Foyer de richesses multiples, désignée sous le nom de pays du Pount –« Terre de Dieu »- par les Egyptiens, on comprend qu’elle ait attisé tous les désirs. La reine Hatshepsout (1520-1484 avant J.-C.) lance la première ses vaisseaux vers le sud de la mer Rouge pour ramener en Égypte les produits de la Terre de Dieu, comme en témoignent les bas-reliefs du temple de Deir el-Bahari, à Thèbes. Ces derniers ne fondent cependant pas toute notre connaissance sur l’Ethiopie antique. L’art et la langue de nombreux vestiges rattachent l’Éthiopie antique aux royaumes des Sabéens, des Minéens et des Homérites d’Arabie méridionale dont l’histoire paraît commencer mille ans avant notre ère et finir avec la naissance de l’islam. On retrouve, en Arabie méridionale ancienne et en Éthiopie antique, des tribus et des lieux aux appellations identiques, ainsi que les mêmes divinités. On ne peut encore qu’imaginer un brassage arabo-éthiopien des populations les plus diverses de la préhistoire et de l’Antiquité, et seuls les vestiges de monuments découverts dans le Nord de l’Éthiopie nous permettent de croire que la civilisation de ce pays est née de la plus tardive vague de colonisation sud-arabe en Afrique, au VIe siècle avant J.-C.
De son côté, la tradition nationale éthiopienne confirme son origine sabéenne : Ménélik Ier, fondateur de l’empire d’Axoum, serait le fils de la reine de Saba et de Salomon qui vivaient au Xe siècle avant J.-C.. La colonisation sud-arabe du VIe siècle avant J.-C. serait donc venue, avec ses agriculteurs et ses commerçants, ses navigateurs et ses guerriers, rejoindre et réveiller des tribus plus anciennes mais de même origine.
L’empire d’Axoum
C’est avec l’arrivée des Grecs et, plus précisément, des flottes de Ptolémée qui apporteront les modes, les marchandises ainsi que la langue helléniques (IIIe siècle avant J.-C.), que la nation éthiopienne manifeste son unité.

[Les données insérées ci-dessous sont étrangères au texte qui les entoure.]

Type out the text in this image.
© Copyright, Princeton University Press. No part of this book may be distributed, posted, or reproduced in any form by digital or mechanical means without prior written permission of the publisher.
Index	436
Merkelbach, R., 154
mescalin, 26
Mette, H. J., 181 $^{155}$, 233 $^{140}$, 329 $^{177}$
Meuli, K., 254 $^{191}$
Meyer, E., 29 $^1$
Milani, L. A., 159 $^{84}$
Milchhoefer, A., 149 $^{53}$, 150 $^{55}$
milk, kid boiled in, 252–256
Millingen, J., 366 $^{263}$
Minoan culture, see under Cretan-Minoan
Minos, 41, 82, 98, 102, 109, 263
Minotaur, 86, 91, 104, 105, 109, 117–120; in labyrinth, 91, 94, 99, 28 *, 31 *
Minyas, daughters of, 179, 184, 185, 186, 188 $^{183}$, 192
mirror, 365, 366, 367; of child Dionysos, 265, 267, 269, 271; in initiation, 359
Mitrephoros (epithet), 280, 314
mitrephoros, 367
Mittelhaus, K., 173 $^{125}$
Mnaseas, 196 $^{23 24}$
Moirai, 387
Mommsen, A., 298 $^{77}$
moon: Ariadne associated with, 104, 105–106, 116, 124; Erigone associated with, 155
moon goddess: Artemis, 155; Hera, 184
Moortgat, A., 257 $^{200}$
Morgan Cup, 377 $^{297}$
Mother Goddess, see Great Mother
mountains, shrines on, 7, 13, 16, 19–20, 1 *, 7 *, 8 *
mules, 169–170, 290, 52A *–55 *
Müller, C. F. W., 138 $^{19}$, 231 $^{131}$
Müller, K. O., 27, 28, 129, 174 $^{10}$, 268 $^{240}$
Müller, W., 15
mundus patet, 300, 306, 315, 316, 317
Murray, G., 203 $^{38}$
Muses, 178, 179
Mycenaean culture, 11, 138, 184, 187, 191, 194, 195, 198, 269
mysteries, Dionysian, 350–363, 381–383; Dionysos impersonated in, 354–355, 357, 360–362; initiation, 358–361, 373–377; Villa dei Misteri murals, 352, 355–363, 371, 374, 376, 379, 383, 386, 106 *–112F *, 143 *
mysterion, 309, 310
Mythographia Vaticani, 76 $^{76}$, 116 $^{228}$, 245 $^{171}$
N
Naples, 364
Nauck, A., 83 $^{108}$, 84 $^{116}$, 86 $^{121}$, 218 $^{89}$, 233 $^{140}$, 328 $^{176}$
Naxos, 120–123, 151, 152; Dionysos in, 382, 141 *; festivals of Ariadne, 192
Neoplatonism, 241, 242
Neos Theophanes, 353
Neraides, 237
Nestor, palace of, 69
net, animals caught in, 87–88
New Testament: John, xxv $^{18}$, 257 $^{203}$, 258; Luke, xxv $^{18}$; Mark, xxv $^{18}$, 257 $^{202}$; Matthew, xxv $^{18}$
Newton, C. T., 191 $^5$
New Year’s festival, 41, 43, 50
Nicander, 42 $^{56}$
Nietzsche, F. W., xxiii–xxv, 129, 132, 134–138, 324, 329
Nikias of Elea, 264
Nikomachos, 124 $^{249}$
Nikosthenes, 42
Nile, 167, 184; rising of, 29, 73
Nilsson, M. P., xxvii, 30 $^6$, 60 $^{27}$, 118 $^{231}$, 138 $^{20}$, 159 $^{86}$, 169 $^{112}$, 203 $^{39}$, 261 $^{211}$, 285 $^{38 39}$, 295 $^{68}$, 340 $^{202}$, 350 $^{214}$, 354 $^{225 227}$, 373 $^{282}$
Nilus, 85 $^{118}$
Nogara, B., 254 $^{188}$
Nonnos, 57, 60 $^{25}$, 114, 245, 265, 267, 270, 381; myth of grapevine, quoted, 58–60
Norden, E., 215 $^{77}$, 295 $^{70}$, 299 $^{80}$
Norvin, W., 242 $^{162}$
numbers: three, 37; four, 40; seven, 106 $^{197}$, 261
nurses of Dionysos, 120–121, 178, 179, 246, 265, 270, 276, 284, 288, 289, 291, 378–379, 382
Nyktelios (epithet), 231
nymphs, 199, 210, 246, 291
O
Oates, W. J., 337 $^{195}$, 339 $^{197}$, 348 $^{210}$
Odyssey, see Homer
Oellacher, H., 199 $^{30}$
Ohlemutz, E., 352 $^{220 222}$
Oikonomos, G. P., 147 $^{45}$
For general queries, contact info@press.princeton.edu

Le grand empire d’Axoum naît, réunissant d’immenses territoires, du Soudan au Yémen et du sud de l’Éthiopie actuelle aux confins de l’Égypte. Tandis qu’Axoum impose par la force à une large partie de l’Est africain sa suprématie et son unité politique et commerciale, la religion axoumite se modifie profondément, préfigurant la modification radicale qu’apportera la christianisation de l’Éthiopie. Les colons sabéens avaient, en effet, implanté dans les plateaux du Tigré, au nord du massif éthiopien, les mêmes dieux foisonnants que ceux qu’ils honoraient en Arabie. Or, chez les Axoumites, ces figures divines multiples vont rapidement se faire moins nombreuses : on vénère alors une triade composée de Ashtar (Vénus), Béher (la Mer) et Méder (la Terre) et les empereurs prennent pour dieu tutélaire Mahrem, maître de la guerre.
Empire païen très étendu et puissant, telle est l’Éthiopie au IVe siècle après J.-C. quand l’empereur Ezana, le négus, « roi des rois », accède au trône qu’il occupera entre 325 et 350 . Avec lui, l’empire d’Axoum va devenir chrétien et donner naissance à l’une des plus originales civilisations de l’histoire.

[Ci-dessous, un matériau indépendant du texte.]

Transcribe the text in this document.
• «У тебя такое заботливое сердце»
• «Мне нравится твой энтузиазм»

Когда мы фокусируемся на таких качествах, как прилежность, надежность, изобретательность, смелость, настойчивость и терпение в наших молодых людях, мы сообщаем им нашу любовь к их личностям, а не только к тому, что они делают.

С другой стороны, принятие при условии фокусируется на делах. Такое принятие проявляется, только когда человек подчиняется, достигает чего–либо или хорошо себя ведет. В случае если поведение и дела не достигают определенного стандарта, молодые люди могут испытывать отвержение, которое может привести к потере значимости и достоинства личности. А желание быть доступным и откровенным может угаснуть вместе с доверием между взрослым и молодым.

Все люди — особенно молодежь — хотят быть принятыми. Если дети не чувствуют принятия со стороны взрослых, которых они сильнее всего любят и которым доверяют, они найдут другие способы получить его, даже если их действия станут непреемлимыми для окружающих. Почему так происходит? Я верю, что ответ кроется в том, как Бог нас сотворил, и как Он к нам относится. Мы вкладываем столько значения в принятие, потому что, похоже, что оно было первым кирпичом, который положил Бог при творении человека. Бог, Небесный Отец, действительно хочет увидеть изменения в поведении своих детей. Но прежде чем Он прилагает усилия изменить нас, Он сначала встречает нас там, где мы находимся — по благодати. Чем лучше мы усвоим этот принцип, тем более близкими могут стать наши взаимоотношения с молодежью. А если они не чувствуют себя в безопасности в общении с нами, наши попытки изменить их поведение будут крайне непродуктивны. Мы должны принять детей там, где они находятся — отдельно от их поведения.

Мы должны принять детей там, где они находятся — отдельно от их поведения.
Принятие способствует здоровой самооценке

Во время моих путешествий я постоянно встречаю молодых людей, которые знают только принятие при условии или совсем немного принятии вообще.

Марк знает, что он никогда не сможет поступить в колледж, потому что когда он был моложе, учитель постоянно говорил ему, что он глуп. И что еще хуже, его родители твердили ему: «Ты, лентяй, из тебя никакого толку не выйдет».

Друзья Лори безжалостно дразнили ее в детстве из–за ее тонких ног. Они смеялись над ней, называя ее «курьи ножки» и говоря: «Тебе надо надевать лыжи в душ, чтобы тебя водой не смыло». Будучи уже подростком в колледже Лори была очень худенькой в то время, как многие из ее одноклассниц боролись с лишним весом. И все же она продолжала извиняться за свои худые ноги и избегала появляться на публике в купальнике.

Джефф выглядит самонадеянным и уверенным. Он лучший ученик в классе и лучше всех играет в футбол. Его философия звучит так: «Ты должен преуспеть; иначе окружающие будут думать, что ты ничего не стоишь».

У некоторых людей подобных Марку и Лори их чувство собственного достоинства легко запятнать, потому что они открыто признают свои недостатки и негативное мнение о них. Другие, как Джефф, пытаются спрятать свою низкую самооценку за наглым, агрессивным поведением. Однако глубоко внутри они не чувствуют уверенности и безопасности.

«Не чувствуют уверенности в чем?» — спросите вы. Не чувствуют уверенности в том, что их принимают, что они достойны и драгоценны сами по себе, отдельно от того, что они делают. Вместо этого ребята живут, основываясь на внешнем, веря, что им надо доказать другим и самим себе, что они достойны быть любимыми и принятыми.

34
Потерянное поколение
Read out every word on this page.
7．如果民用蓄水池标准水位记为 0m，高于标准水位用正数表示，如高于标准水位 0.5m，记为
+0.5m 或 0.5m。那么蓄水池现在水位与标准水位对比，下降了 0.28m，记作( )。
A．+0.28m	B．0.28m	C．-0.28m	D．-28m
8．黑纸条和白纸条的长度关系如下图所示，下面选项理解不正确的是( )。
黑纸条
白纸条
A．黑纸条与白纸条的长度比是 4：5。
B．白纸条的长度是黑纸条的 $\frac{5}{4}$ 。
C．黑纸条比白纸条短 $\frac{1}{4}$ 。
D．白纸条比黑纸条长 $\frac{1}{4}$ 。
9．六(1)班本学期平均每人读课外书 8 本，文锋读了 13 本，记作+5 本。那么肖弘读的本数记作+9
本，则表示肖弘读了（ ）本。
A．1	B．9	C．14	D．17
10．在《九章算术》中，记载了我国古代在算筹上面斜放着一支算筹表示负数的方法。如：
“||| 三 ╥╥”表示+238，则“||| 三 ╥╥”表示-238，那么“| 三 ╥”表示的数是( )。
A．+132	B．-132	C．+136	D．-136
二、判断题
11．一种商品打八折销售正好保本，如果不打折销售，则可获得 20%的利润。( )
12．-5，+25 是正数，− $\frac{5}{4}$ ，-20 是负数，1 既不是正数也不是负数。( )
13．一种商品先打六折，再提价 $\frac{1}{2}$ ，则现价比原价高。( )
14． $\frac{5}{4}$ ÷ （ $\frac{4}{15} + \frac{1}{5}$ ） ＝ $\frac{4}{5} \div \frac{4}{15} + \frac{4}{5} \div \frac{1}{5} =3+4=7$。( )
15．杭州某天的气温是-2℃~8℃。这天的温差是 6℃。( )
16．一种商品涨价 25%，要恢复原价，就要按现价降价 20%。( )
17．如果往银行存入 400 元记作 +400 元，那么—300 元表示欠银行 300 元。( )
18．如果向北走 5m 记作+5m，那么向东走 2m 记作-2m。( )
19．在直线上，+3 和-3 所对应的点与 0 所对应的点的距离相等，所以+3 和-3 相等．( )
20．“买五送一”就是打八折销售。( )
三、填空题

La naissance du christianisme en Éthiopie est assez mal connu. Les sources byzantines racontent qu’un marchand grec, de religion chrétienne, partit pour les Indes avec ses fils, Frumentios et Aedesios. Leur navire ayant fait naufrage sur la côte d’Éthiopie, tous les hommes du bord seront capturés et la plupart massacrés. Les deux jeunes gens, échappant à la furie des barbares, seront reçus par le roi qui, impressionné par leur culture, leur confiera l’éducation de son fils Ezana. Leur influence va s’étendre peu à peu et Frumentios convertira la famille royale à la nouvelle religion. De retour à Alexandrie, le missionnaire occasionnel se verra confié très officiellement la charge d’évêque d’Axoum par saint Athanase. Dès lors, l’église d’Ethiopie restera étroitement liée à la cité grecque… qu’elle suivra d’ailleurs dans le monophysisme (qui rejette la double nature du Christ au profit de la seule nature divine).
La légende du Prêtre Jean

Au début du VIe siècle, Axoum conserve encore d’étroites relations avec l’empire d’Orient, mais également avec l’Iran, Ceylan, les Indes… Le commerce est prospère -émeraudes du Nil, encens et épices de la côte des Aromates, or : les Grecs, les Syriens, les Persans, les Arméniens, les Indiens affluent, les églises et les palais se multiplient.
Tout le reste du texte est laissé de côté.